Ek B
‘RNA Dünyasından’ mı Yoksa Bir Başka Dünyadan mı?
Bazı araştırmacılar, DNA-RNA-protein takımı kördüğümü karşısında, “RNA dünyası” kuramını ileri sürdü. Bu kuram nedir? Onlar DNA, RNA ve proteinlerin kendiliklerinden ortaya çıkıp yaşamı oluşturduklarını iddia etmektense, RNA’nın kendi başına ilk yaşam kıvılcımı olduğunu söylüyorlar. Bu kuram mantıksal mıdır?

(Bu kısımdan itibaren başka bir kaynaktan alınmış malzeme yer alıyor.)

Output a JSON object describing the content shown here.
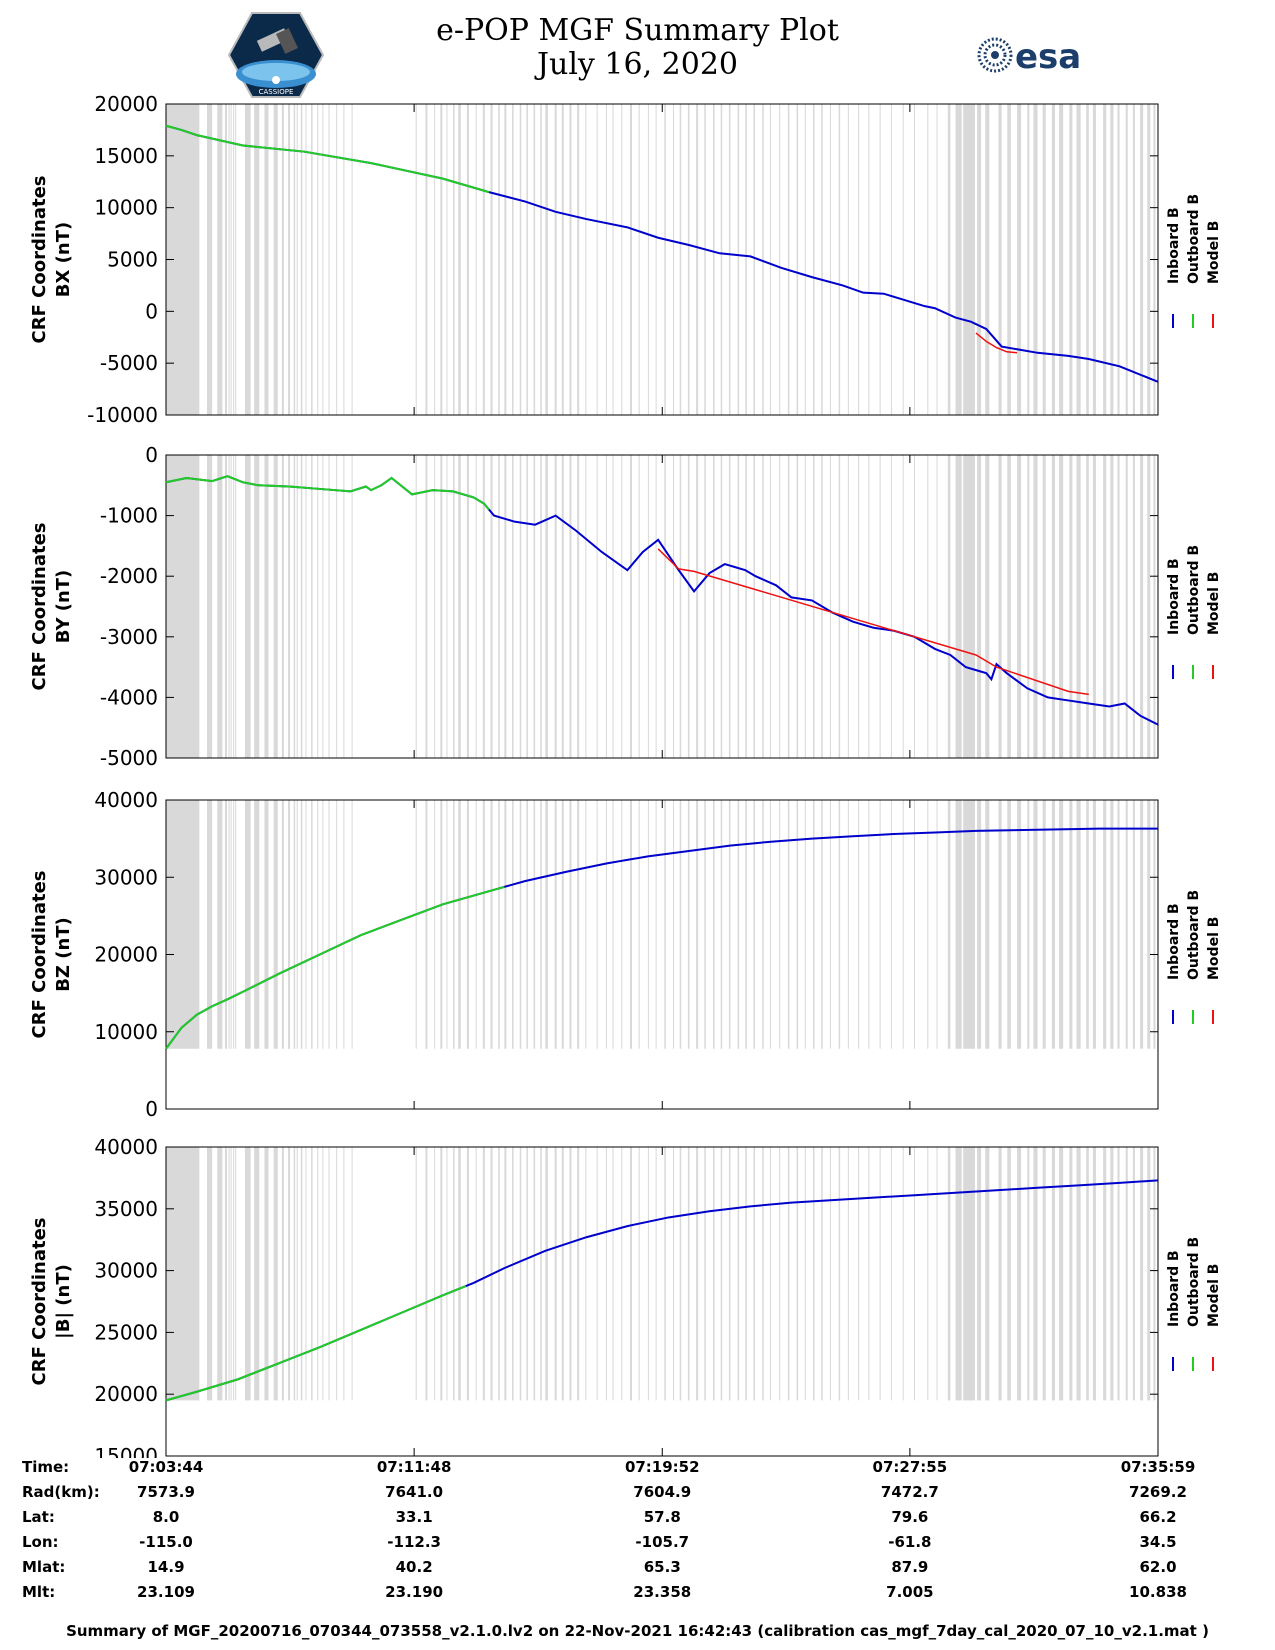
{
  "header": {
    "title_line1": "e-POP MGF Summary Plot",
    "title_line2": "July 16, 2020",
    "logo_right_text": "esa",
    "logo_left_text": "CASSIOPE"
  },
  "colors": {
    "inboard": "#0000cc",
    "outboard": "#22cc22",
    "model": "#ee1111",
    "gap": "#d9d9d9"
  },
  "legend": [
    "Inboard B",
    "Outboard B",
    "Model B"
  ],
  "time_span_sec": [
    0,
    1935
  ],
  "gap_intervals_sec": [
    [
      0,
      65
    ],
    [
      80,
      90
    ],
    [
      100,
      110
    ],
    [
      115,
      119
    ],
    [
      122,
      123
    ],
    [
      126,
      128
    ],
    [
      131,
      133
    ],
    [
      135,
      137
    ],
    [
      154,
      165
    ],
    [
      172,
      182
    ],
    [
      192,
      200
    ],
    [
      210,
      218
    ],
    [
      226,
      230
    ],
    [
      238,
      242
    ],
    [
      249,
      252
    ],
    [
      255,
      257
    ],
    [
      263,
      266
    ],
    [
      272,
      274
    ],
    [
      283,
      286
    ],
    [
      295,
      297
    ],
    [
      305,
      307
    ],
    [
      317,
      319
    ],
    [
      332,
      334
    ],
    [
      346,
      348
    ],
    [
      362,
      364
    ],
    [
      487,
      489
    ],
    [
      506,
      510
    ],
    [
      523,
      525
    ],
    [
      535,
      539
    ],
    [
      547,
      549
    ],
    [
      560,
      563
    ],
    [
      570,
      575
    ],
    [
      587,
      591
    ],
    [
      604,
      606
    ],
    [
      618,
      622
    ],
    [
      633,
      637
    ],
    [
      648,
      651
    ],
    [
      660,
      664
    ],
    [
      675,
      678
    ],
    [
      690,
      693
    ],
    [
      703,
      706
    ],
    [
      717,
      720
    ],
    [
      730,
      733
    ],
    [
      740,
      745
    ],
    [
      758,
      762
    ],
    [
      772,
      776
    ],
    [
      787,
      791
    ],
    [
      802,
      806
    ],
    [
      818,
      820
    ],
    [
      840,
      842
    ],
    [
      858,
      860
    ],
    [
      871,
      873
    ],
    [
      888,
      890
    ],
    [
      905,
      909
    ],
    [
      922,
      924
    ],
    [
      940,
      942
    ],
    [
      955,
      957
    ],
    [
      972,
      975
    ],
    [
      989,
      991
    ],
    [
      1002,
      1005
    ],
    [
      1018,
      1021
    ],
    [
      1034,
      1038
    ],
    [
      1050,
      1053
    ],
    [
      1067,
      1070
    ],
    [
      1082,
      1085
    ],
    [
      1098,
      1101
    ],
    [
      1115,
      1118
    ],
    [
      1130,
      1133
    ],
    [
      1146,
      1149
    ],
    [
      1163,
      1166
    ],
    [
      1178,
      1180
    ],
    [
      1196,
      1198
    ],
    [
      1213,
      1216
    ],
    [
      1230,
      1233
    ],
    [
      1246,
      1248
    ],
    [
      1262,
      1265
    ],
    [
      1278,
      1281
    ],
    [
      1295,
      1297
    ],
    [
      1312,
      1315
    ],
    [
      1330,
      1332
    ],
    [
      1350,
      1352
    ],
    [
      1370,
      1372
    ],
    [
      1392,
      1394
    ],
    [
      1414,
      1416
    ],
    [
      1437,
      1439
    ],
    [
      1459,
      1461
    ],
    [
      1485,
      1487
    ],
    [
      1503,
      1505
    ],
    [
      1525,
      1530
    ],
    [
      1540,
      1552
    ],
    [
      1555,
      1578
    ],
    [
      1582,
      1590
    ],
    [
      1598,
      1606
    ],
    [
      1624,
      1630
    ],
    [
      1641,
      1648
    ],
    [
      1660,
      1668
    ],
    [
      1680,
      1684
    ],
    [
      1692,
      1700
    ],
    [
      1710,
      1716
    ],
    [
      1728,
      1734
    ],
    [
      1742,
      1750
    ],
    [
      1762,
      1768
    ],
    [
      1776,
      1784
    ],
    [
      1795,
      1800
    ],
    [
      1808,
      1814
    ],
    [
      1828,
      1834
    ],
    [
      1842,
      1848
    ],
    [
      1856,
      1860
    ],
    [
      1872,
      1876
    ],
    [
      1886,
      1890
    ],
    [
      1900,
      1906
    ],
    [
      1914,
      1920
    ],
    [
      1926,
      1930
    ]
  ],
  "chart_data": [
    {
      "type": "line",
      "ylabel_line1": "CRF Coordinates",
      "ylabel_line2": "BX (nT)",
      "ylim": [
        -10000,
        20000
      ],
      "yticks": [
        20000,
        15000,
        10000,
        5000,
        0,
        -5000,
        -10000
      ],
      "outboard_until_sec": 630,
      "inboard_x": [
        0,
        30,
        60,
        150,
        270,
        400,
        540,
        630,
        700,
        760,
        820,
        900,
        960,
        1020,
        1080,
        1140,
        1200,
        1260,
        1320,
        1360,
        1400,
        1440,
        1480,
        1500,
        1540,
        1570,
        1600,
        1630,
        1700,
        1760,
        1800,
        1860,
        1935
      ],
      "inboard_y": [
        17900,
        17500,
        17000,
        16000,
        15400,
        14300,
        12800,
        11500,
        10600,
        9600,
        8900,
        8100,
        7100,
        6400,
        5600,
        5300,
        4200,
        3300,
        2500,
        1800,
        1700,
        1100,
        500,
        300,
        -600,
        -1000,
        -1700,
        -3400,
        -4000,
        -4300,
        -4600,
        -5300,
        -6800
      ],
      "model_x": [
        1580,
        1600,
        1620,
        1640,
        1660
      ],
      "model_y": [
        -2100,
        -2900,
        -3500,
        -3900,
        -4000
      ]
    },
    {
      "type": "line",
      "ylabel_line1": "CRF Coordinates",
      "ylabel_line2": "BY (nT)",
      "ylim": [
        -5000,
        0
      ],
      "yticks": [
        0,
        -1000,
        -2000,
        -3000,
        -4000,
        -5000
      ],
      "outboard_until_sec": 630,
      "inboard_x": [
        0,
        40,
        90,
        120,
        150,
        180,
        240,
        300,
        360,
        390,
        400,
        420,
        440,
        480,
        520,
        540,
        560,
        600,
        620,
        640,
        680,
        720,
        760,
        800,
        850,
        900,
        930,
        960,
        1000,
        1030,
        1060,
        1090,
        1110,
        1130,
        1150,
        1190,
        1220,
        1260,
        1300,
        1340,
        1380,
        1420,
        1460,
        1500,
        1530,
        1560,
        1580,
        1600,
        1610,
        1620,
        1640,
        1680,
        1720,
        1760,
        1800,
        1840,
        1870,
        1900,
        1935
      ],
      "inboard_y": [
        -450,
        -380,
        -430,
        -350,
        -450,
        -500,
        -520,
        -560,
        -600,
        -520,
        -580,
        -500,
        -380,
        -650,
        -580,
        -590,
        -600,
        -700,
        -800,
        -1000,
        -1100,
        -1150,
        -1000,
        -1250,
        -1600,
        -1900,
        -1600,
        -1400,
        -1900,
        -2250,
        -1950,
        -1800,
        -1850,
        -1900,
        -2000,
        -2150,
        -2350,
        -2400,
        -2600,
        -2750,
        -2850,
        -2900,
        -3000,
        -3200,
        -3300,
        -3500,
        -3550,
        -3600,
        -3700,
        -3450,
        -3600,
        -3850,
        -4000,
        -4050,
        -4100,
        -4150,
        -4100,
        -4300,
        -4450
      ],
      "model_x": [
        960,
        1000,
        1030,
        1580,
        1620,
        1760,
        1800
      ],
      "model_y": [
        -1550,
        -1880,
        -1920,
        -3300,
        -3500,
        -3900,
        -3950
      ]
    },
    {
      "type": "line",
      "ylabel_line1": "CRF Coordinates",
      "ylabel_line2": "BZ (nT)",
      "ylim": [
        0,
        40000
      ],
      "yticks": [
        40000,
        30000,
        20000,
        10000,
        0
      ],
      "outboard_until_sec": 660,
      "inboard_x": [
        0,
        30,
        60,
        90,
        120,
        160,
        220,
        300,
        380,
        460,
        540,
        620,
        700,
        780,
        860,
        940,
        1020,
        1100,
        1180,
        1260,
        1340,
        1420,
        1500,
        1580,
        1660,
        1740,
        1820,
        1935
      ],
      "inboard_y": [
        7800,
        10500,
        12200,
        13300,
        14200,
        15500,
        17500,
        20000,
        22500,
        24500,
        26500,
        28000,
        29500,
        30700,
        31800,
        32700,
        33400,
        34100,
        34600,
        35000,
        35300,
        35600,
        35800,
        36000,
        36100,
        36200,
        36300,
        36300
      ],
      "model_x": [],
      "model_y": []
    },
    {
      "type": "line",
      "ylabel_line1": "CRF Coordinates",
      "ylabel_line2": "|B| (nT)",
      "ylim": [
        15000,
        40000
      ],
      "yticks": [
        40000,
        35000,
        30000,
        25000,
        20000,
        15000
      ],
      "outboard_until_sec": 585,
      "inboard_x": [
        0,
        60,
        140,
        220,
        300,
        380,
        460,
        540,
        600,
        660,
        740,
        820,
        900,
        980,
        1060,
        1140,
        1220,
        1300,
        1380,
        1460,
        1540,
        1620,
        1700,
        1780,
        1860,
        1935
      ],
      "inboard_y": [
        19500,
        20200,
        21200,
        22500,
        23800,
        25200,
        26600,
        28000,
        29000,
        30200,
        31600,
        32700,
        33600,
        34300,
        34800,
        35200,
        35500,
        35700,
        35900,
        36100,
        36300,
        36500,
        36700,
        36900,
        37100,
        37300
      ],
      "model_x": [],
      "model_y": []
    }
  ],
  "x_ticks_sec": [
    0,
    484,
    968,
    1451,
    1935
  ],
  "info_table": {
    "labels": [
      "Time:",
      "Rad(km):",
      "Lat:",
      "Lon:",
      "Mlat:",
      "Mlt:"
    ],
    "columns": [
      [
        "07:03:44",
        "7573.9",
        "8.0",
        "-115.0",
        "14.9",
        "23.109"
      ],
      [
        "07:11:48",
        "7641.0",
        "33.1",
        "-112.3",
        "40.2",
        "23.190"
      ],
      [
        "07:19:52",
        "7604.9",
        "57.8",
        "-105.7",
        "65.3",
        "23.358"
      ],
      [
        "07:27:55",
        "7472.7",
        "79.6",
        "-61.8",
        "87.9",
        "7.005"
      ],
      [
        "07:35:59",
        "7269.2",
        "66.2",
        "34.5",
        "62.0",
        "10.838"
      ]
    ]
  },
  "footer": "Summary of MGF_20200716_070344_073558_v2.1.0.lv2 on 22-Nov-2021 16:42:43 (calibration cas_mgf_7day_cal_2020_07_10_v2.1.mat )"
}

Araştırmacılar 1980’lerde, laboratuvarlarında RNA moleküllerinin ikiye bölünüp sonra tekrar birleşerek kendi enzimleri gibi işlev yapabildiklerini keşfettiler. Böylece, RNA’nın kendini kopyalayan ilk molekül olmuş olabileceği yolunda spekülasyonlarda bulundular. Bu RNA moleküllerinin zamanla hücre zarları oluşturmayı öğrendiği ve sonunda, RNA organizmasının DNA’yı türettiği kuramı ortaya atıldı. Phil Cohen New Scientist’te şöyle yazıyor: “RNA dünyasının havarileri, kuramlarının bir kutsal kitap olduğu kabul edilmese de, gerçeğe çok yakın sayılması gerektiğine inanırlar.”
Ne var ki, her bilim adamı bu senaryoyu benimsemez. Cohen’a göre şüpheciler, “iki RNA molekülünün bir deney tüpü içinde kendi bölünmelerinde rol aldığını göstermekle, RNA’nın tek başına bir hücre oluşturma ve Yer’de yaşamın ortaya çıkışını başlatma yeteneğinde olduğunu iddia etmek arasındaki uçurumun fazlasıyla büyük olduğunu ileri sürdüler.”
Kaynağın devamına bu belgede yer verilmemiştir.